By struggling against the destruction of Brazilian biomes and challenging the corporate food system (underpinned by commodities and linked to rising hunger rates) and the energy system (including the negative impacts related to the expansion of renewables), many long-standing social and political organizations in Brazil are seeking to reclaim their territorial rights. This is the case of the Landless Workers’ Movement (MST), the Pastoral Land Commission (CPT), the Missionary Council for Indigenous Peoples (CIMI), the Terramar Institute, and the Rede de Justiça Ambiental (Environmental Brazilian Justice Network).
Given this situation, Lula made some commitments during his electoral campaign and also in his first international trip (as recently-elected president) to Egypt in November 2022 for the twenty-seventh UN Climate Change Conference (COP27). At the event, Lula announced that he will create a Ministry of Indigenous Peoples for them to present their proposed policies to the government. He also stated that “Brazil is back” in the global climate discussion, addressed the challenge of global warming, and affirmed he will spare no effort to end deforestation and degradation of Brazilian biomes by 2030. It is important to mention that the new government appointed an MAB leader as a member of its mining and energy transition team.
Several youth collectives are taking a serious approach precisely to the climate issue. Some groups are connected to international institutions such as the United Nations (UN), but most of them are emerging and flourishing from their own communities and through their resistance against big projects. This is the case of the Martha Trindade Collective, in Santa Cruz, Rio de Janeiro. According to Aline Marins, a Black woman, a climate activist with the collective, a resident of Santa Cruz (west side of Rio), and a Biology student at the State University of Northern Rio de Janeiro, the collective was established in 2016 and works to resist against the steel plant Ternium Brasil, formerly Thyssenkrupp Companhia Siderúrgica do Atlântico (TKCSA). “Our origin is part of a process of grassroots health watch, in which we monitored air quality as it is directly connected to contamination from the company. Now we are taking part in discussions about the right to the city, health care, and environment”, she adds.
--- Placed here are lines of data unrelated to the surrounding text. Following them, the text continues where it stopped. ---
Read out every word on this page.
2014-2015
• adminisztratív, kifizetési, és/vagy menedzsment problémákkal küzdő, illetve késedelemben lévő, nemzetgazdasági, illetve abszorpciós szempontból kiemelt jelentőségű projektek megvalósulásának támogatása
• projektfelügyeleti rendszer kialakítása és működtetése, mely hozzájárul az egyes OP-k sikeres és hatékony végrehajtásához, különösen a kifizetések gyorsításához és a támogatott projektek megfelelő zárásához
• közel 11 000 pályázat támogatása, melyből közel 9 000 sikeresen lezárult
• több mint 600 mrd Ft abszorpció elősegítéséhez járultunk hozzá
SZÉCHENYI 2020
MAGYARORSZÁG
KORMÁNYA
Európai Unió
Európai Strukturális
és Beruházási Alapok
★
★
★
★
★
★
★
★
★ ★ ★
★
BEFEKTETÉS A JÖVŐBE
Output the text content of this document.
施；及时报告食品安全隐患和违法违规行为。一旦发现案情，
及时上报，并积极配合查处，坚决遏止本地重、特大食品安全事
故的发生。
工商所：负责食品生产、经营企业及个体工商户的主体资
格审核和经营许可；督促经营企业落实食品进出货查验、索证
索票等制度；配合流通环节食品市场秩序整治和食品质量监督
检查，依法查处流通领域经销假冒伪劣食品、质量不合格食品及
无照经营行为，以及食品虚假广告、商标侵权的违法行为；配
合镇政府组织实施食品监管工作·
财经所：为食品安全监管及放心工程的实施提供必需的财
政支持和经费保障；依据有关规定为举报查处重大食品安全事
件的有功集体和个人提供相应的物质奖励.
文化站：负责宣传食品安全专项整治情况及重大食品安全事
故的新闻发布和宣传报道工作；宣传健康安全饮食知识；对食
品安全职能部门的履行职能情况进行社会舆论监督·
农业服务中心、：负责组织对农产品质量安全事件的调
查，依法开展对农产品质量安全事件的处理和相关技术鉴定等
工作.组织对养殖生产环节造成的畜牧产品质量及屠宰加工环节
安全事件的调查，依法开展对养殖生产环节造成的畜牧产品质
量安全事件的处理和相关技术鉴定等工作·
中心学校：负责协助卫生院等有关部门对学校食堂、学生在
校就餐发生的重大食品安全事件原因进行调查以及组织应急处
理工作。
Finally, considering these promises as well as the enormous challenges we face moving forward, social movements must resume their struggles more than ever after four years of retreat, both because of the regressive policies imposed by the far Right and the tragic context of the health crisis we still face, precisely due to science denialism and negligence toward the most vulnerable social sectors. Resuming these struggles will also be fundamental to ensure that the measures promised by Lula da Silva’s government will be implemented to continue the fight against hunger, reduce structural inequalities in our society, and curb environmental destruction and the climate crisis.